Survival for vertebrate animals is dependent on the ability to successfully find food, locate a mate, and avoid predation. Each of these behaviors requires motor control, which is set by a combination of kinematic properties. For example, the frequency and amplitude of motor output combine in a multiplicative manner to determine features of locomotion such as distance traveled, speed, force (thrust), and vigor. Although there is a good understanding of how different populations of excitatory spinal interneurons establish locomotor frequency, there is a less thorough mechanistic understanding for how locomotor amplitude is established. Recent evidence indicates that locomotor amplitude is regulated in part by a subset of functionally and morphologically distinct V2a excitatory spinal interneurons (type II, non-bursting) in larval and adult zebrafish.

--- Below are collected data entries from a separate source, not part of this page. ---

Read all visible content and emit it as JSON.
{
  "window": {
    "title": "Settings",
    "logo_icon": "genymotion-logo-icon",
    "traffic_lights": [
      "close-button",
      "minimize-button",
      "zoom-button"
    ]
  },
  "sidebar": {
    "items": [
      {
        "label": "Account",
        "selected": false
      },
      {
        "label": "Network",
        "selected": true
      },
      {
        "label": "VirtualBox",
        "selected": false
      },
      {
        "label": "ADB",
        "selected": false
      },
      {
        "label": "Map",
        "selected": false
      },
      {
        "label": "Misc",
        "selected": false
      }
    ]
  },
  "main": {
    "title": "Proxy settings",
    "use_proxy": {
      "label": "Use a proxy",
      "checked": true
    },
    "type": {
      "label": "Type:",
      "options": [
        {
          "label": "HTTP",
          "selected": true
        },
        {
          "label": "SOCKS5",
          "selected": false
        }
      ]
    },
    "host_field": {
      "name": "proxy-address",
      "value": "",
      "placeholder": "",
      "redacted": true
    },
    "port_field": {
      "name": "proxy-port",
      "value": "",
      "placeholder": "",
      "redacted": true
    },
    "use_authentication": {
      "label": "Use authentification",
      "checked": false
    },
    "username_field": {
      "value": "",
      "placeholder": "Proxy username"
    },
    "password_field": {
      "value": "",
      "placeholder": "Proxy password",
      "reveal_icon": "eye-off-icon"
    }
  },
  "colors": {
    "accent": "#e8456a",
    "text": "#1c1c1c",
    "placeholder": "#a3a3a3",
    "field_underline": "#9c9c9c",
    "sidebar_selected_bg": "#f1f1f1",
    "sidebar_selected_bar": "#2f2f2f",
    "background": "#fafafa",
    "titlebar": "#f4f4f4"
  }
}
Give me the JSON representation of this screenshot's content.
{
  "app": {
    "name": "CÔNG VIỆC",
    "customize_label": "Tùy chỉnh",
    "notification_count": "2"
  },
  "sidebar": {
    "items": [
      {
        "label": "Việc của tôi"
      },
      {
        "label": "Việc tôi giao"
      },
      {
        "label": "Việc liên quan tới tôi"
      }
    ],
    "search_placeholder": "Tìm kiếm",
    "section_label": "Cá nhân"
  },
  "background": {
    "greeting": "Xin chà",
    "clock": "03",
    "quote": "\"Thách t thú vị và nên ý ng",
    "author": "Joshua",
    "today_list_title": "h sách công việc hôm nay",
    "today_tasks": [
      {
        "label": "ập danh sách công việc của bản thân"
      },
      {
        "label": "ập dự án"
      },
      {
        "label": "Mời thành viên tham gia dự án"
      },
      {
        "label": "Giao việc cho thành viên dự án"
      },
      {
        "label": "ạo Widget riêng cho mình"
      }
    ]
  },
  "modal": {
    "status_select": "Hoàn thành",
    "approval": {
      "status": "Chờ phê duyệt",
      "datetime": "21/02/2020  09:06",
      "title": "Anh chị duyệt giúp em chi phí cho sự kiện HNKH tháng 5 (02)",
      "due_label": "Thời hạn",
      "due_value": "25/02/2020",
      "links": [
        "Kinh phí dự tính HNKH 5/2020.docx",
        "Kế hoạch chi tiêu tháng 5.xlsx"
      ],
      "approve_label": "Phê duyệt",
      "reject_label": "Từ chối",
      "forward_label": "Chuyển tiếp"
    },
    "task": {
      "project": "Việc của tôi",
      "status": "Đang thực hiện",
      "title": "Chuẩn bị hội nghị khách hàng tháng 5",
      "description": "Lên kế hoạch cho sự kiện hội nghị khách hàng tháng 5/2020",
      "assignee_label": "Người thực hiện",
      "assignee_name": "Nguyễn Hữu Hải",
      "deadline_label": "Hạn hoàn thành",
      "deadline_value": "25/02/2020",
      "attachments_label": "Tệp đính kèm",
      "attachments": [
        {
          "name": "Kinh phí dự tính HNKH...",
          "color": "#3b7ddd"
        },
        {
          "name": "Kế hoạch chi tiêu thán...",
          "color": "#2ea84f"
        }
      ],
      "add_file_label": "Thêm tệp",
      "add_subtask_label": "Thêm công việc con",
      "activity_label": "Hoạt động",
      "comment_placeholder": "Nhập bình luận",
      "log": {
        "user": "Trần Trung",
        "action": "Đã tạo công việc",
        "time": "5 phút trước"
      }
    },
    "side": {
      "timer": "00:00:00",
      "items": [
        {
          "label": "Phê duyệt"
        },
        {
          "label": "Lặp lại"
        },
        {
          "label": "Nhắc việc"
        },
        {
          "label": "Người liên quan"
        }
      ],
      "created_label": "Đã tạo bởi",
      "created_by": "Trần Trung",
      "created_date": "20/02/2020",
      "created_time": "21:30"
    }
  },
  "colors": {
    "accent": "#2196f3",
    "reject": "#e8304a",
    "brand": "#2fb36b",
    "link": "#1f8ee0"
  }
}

Here we provide direct evidence that most V3 interneurons (V3-INs), which are a developmentally and genetically defined population of ventromedial glutamatergic spinal neurons, are active during fictive swimming. We also show that elimination of the spinal V3-IN population reduces the proportion of active motor neurons during fictive swimming but does not alter the range of locomotor frequencies produced. These data are consistent with V3-INs providing excitatory drive to spinal motor neurons during swimming in larval zebrafish and may contribute to the production of locomotor amplitude independently of locomotor frequency.SIGNIFICANCE STATEMENTCurrently, there is a limited understanding about the cellular and spinal network properties that produce locomotor amplitude, defined as limb displacement in limbed animals or tail-bend in non-limbed animals during locomotion. Here we show, directly for the first time in a vertebrate, that V3 interneurons (V3-INs) in zebrafish larvae are active during in vivo fictive locomotion, and that targeted ablation of the spinal V3-IN population reduces the proportion of active motoneurons during fictive swimming. Importantly, ablation of V3-INs does not affect locomotor frequency (speed), which clarifies their role in motor control rather than rhythm generation. Thus, we propose that the V3-IN population is a source of excitation in the vertebrate locomotor neural circuitry that may participate in regulating locomotor amplitude.